Our hope is not in this earth. There’s no such place as Utopia, and there never will be. And if our hope is in an earthly Utopia, whether we call it America or Rome or anything else, it will disappoint us. Every counterfeit god will always let you down. When the Roman Empire fell, many thought all civilization and order was to vanish from the earth. There were indeed times of chaos and distress; but the LORD was the hope of believers during the fear, superstition and ignorance of the (so-called) Dark Ages, and He will be the sure and certain hope for us, no matter what happens.
Psalm 46:1-2 God is our refuge and strength, a very present help in trouble. 2 Therefore will not we fear, though the earth be removed, and though the mountains be carried into the midst of the sea.
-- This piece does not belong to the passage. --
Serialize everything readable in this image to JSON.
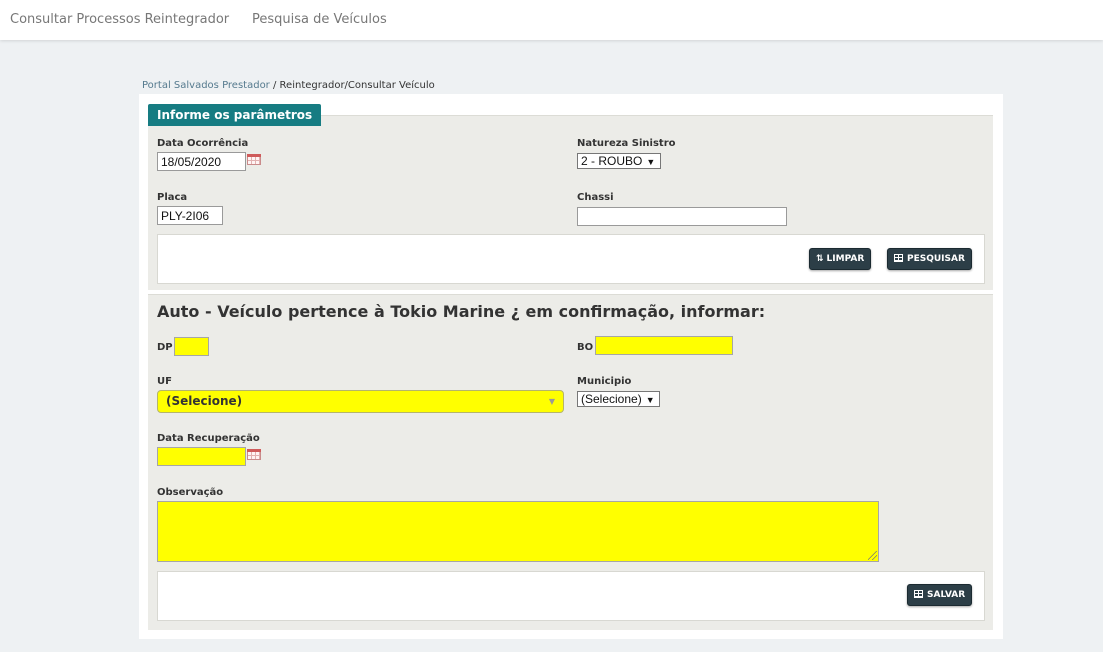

Our Lord Jesus reigns! Hallelujah!
ALMIGHTY God, who hast given us this good land for our heritage; We humbly beseech thee that we may always prove ourselves a people mindful of thy favour and glad to do thy will. Bless our land with honourable industry, sound learning, and pure manners. Save us from violence, discord, and confusion; from pride and arrogancy, and from every evil way. Defend our liberties, and fashion into one united people the multitudes brought hither out of many kindreds and tongues. Endue with the spirit of wisdom those to whom in thy Name we entrust the authority of government, that there may be justice and peace at home, and that, through obedience to thy law, we may show forth thy praise among the nations of the earth. In the time of prosperity, fill our hearts with thankfulness, and in the day of trouble, suffer not our trust in thee to fail; all which we ask through Jesus Christ our Lord.
AMEN.
David J. Miller, Vicar, Redeemer AOC, Loganville, Georgia. 7/4/2010.